HB BERLIN. Mit einer zentralen Gedenkfeier wird zur Stunde an die Befreiung der nationalsozialistischen Konzentrationslager vor 60 Jahren erinnert. Etwa 550 ehemalige KZ-Häftlinge nehmen an der Veranstaltung teil. An den Veranstaltungen im Deutschen Nationaltheater Weimar und in der Gedenkstätte Buchenwald nehmen auch Bundeskanzler Gerhard Schröder (SPD) und der Präsident des Zentralrates der Juden in Deutschland, Paul Spiegel teil.

Schröder machte deutlich, dass die Erinnerung an die «Zeit des Nationalsozialismus, an Krieg, Völkermord und Ver­brechen» Teil der deutschen Identität geworden sei. Daraus ergebe sich eine «bleibende moralische Verpflichtung». Der Kanzler versprach: «Wir, die Nachgeborenen, die Vertreter eines anderen, eines demokratischen Deutsch­lands, wir wollen und wir werden nicht zulassen, dass Unrecht und Gewalt, dass Antisemitismus, Rassismus und Fremdenfeindlichkeit wieder eine Chance bekommen.»

Schröder wies zudem darauf hin, dass Gedenkstätten wie die des nahe gelegenen Konzentrationslagers Buchenwald deshalb so wichtig seien, weil sie die Vergangenheit überzeugend in die Gegenwart holten. «Sie mahnen uns, der Versuchung zum Vergessen und zum Verdrängen nicht nachzugeben.»

Zentralrats-Präsident Spiegel warnte in seiner Ansprache vor einem Vorstoßen rechtsextremer Parteien in die Mitte der Gesellschaft. Nach dem Einzug in die Landtage von Sachsen und Brandenburg sei es ihr Ziel, zum «normalen, selbstverständlichen Bestandteil der politischen und gesellschaftlichen Kultur in Deutschland zu werden», sagte er. «Das muss uns alarmieren.»

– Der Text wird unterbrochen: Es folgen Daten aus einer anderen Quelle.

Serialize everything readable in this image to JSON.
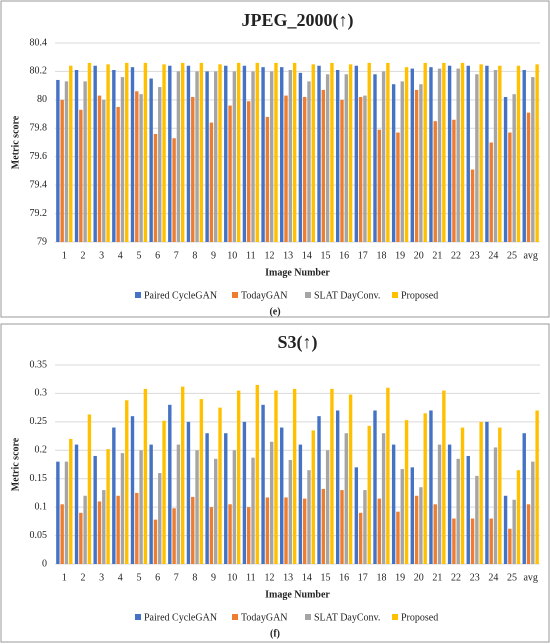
{
  "chart_data": [
    {
      "type": "bar",
      "title": "JPEG_2000(↑)",
      "caption": "(e)",
      "x_label": "Image Number",
      "y_label": "Metric score",
      "categories": [
        "1",
        "2",
        "3",
        "4",
        "5",
        "6",
        "7",
        "8",
        "9",
        "10",
        "11",
        "12",
        "13",
        "14",
        "15",
        "16",
        "17",
        "18",
        "19",
        "20",
        "21",
        "22",
        "23",
        "24",
        "25",
        "avg"
      ],
      "ylim": [
        79,
        80.4
      ],
      "yticks": [
        79,
        79.2,
        79.4,
        79.6,
        79.8,
        80,
        80.2,
        80.4
      ],
      "grid": true,
      "series": [
        {
          "name": "Paired CycleGAN",
          "color": "#4472c4",
          "values": [
            80.14,
            80.21,
            80.24,
            80.21,
            80.23,
            80.15,
            80.24,
            80.24,
            80.2,
            80.24,
            80.24,
            80.23,
            80.23,
            80.19,
            80.24,
            80.21,
            80.24,
            80.18,
            80.11,
            80.22,
            80.23,
            80.24,
            80.24,
            80.24,
            80.02,
            80.21
          ]
        },
        {
          "name": "TodayGAN",
          "color": "#ed7d31",
          "values": [
            80.0,
            79.93,
            80.03,
            79.95,
            80.06,
            79.76,
            79.73,
            80.02,
            79.84,
            79.96,
            79.99,
            79.88,
            80.03,
            80.02,
            80.07,
            80.0,
            80.02,
            79.79,
            79.77,
            80.07,
            79.85,
            79.86,
            79.51,
            79.7,
            79.77,
            79.91
          ]
        },
        {
          "name": "SLAT DayConv.",
          "color": "#a5a5a5",
          "values": [
            80.13,
            80.13,
            80.0,
            80.16,
            80.04,
            80.09,
            80.2,
            80.2,
            80.2,
            80.2,
            80.2,
            80.2,
            80.21,
            80.13,
            80.18,
            80.18,
            80.03,
            80.2,
            80.13,
            80.11,
            80.22,
            80.22,
            80.18,
            80.21,
            80.04,
            80.16
          ]
        },
        {
          "name": "Proposed",
          "color": "#ffc000",
          "values": [
            80.24,
            80.26,
            80.25,
            80.26,
            80.26,
            80.25,
            80.26,
            80.26,
            80.25,
            80.26,
            80.26,
            80.26,
            80.26,
            80.25,
            80.26,
            80.25,
            80.26,
            80.26,
            80.23,
            80.26,
            80.26,
            80.26,
            80.25,
            80.24,
            80.24,
            80.25
          ]
        }
      ]
    },
    {
      "type": "bar",
      "title": "S3(↑)",
      "caption": "(f)",
      "x_label": "Image Number",
      "y_label": "Metric score",
      "categories": [
        "1",
        "2",
        "3",
        "4",
        "5",
        "6",
        "7",
        "8",
        "9",
        "10",
        "11",
        "12",
        "13",
        "14",
        "15",
        "16",
        "17",
        "18",
        "19",
        "20",
        "21",
        "22",
        "23",
        "24",
        "25",
        "avg"
      ],
      "ylim": [
        0,
        0.35
      ],
      "yticks": [
        0,
        0.05,
        0.1,
        0.15,
        0.2,
        0.25,
        0.3,
        0.35
      ],
      "grid": true,
      "series": [
        {
          "name": "Paired CycleGAN",
          "color": "#4472c4",
          "values": [
            0.18,
            0.21,
            0.19,
            0.24,
            0.26,
            0.21,
            0.28,
            0.25,
            0.23,
            0.23,
            0.25,
            0.28,
            0.24,
            0.21,
            0.26,
            0.27,
            0.17,
            0.27,
            0.21,
            0.17,
            0.27,
            0.21,
            0.19,
            0.25,
            0.12,
            0.23
          ]
        },
        {
          "name": "TodayGAN",
          "color": "#ed7d31",
          "values": [
            0.105,
            0.09,
            0.11,
            0.12,
            0.125,
            0.078,
            0.098,
            0.118,
            0.1,
            0.105,
            0.1,
            0.117,
            0.117,
            0.115,
            0.132,
            0.13,
            0.09,
            0.115,
            0.092,
            0.12,
            0.105,
            0.08,
            0.08,
            0.08,
            0.062,
            0.105
          ]
        },
        {
          "name": "SLAT DayConv.",
          "color": "#a5a5a5",
          "values": [
            0.18,
            0.12,
            0.13,
            0.195,
            0.2,
            0.16,
            0.21,
            0.2,
            0.185,
            0.2,
            0.187,
            0.215,
            0.183,
            0.165,
            0.2,
            0.23,
            0.13,
            0.23,
            0.167,
            0.135,
            0.21,
            0.185,
            0.155,
            0.205,
            0.113,
            0.18
          ]
        },
        {
          "name": "Proposed",
          "color": "#ffc000",
          "values": [
            0.22,
            0.263,
            0.202,
            0.288,
            0.308,
            0.252,
            0.312,
            0.29,
            0.275,
            0.305,
            0.315,
            0.305,
            0.308,
            0.235,
            0.308,
            0.298,
            0.243,
            0.31,
            0.253,
            0.265,
            0.305,
            0.24,
            0.25,
            0.24,
            0.165,
            0.27
          ]
        }
      ]
    }
  ]
}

Thüringens Ministerpräsident Dieter Althaus (CDU) rief zu mehr Wachsamkeit gegen Rechtsextremismus auf. «Wir müssen uns mehr Mühe geben, als immer nur 'Nie wieder!' zu sagen», betonte er. «Die dunkelsten Kapitel unserer Geschichte dürfen sich nicht wiederholen. Deshalb müssen wir hinsehen, wenn neue braune Verführer am Werk sind.»

Der Zentralrat Deutscher Sinti und Roma warnte vor einer Relativierung der Vernichtung der Minderheit in der NS-Zeit. Die Aussage, dass der Völkermord an Sinti und Roma mit dem gleichen Willen zur endgültigen Vernichtung durchgeführt worden sei wie der an den Juden, dürfe nicht in Frage gestellt werden, sagte Präsident Romani Rose. Dieser Satz von Ex- Bundespräsident Roman Herzog solle die Inschrift für das geplante Holocaust-Denkmal für die ermordeten Sinti und Roma in Berlin werden.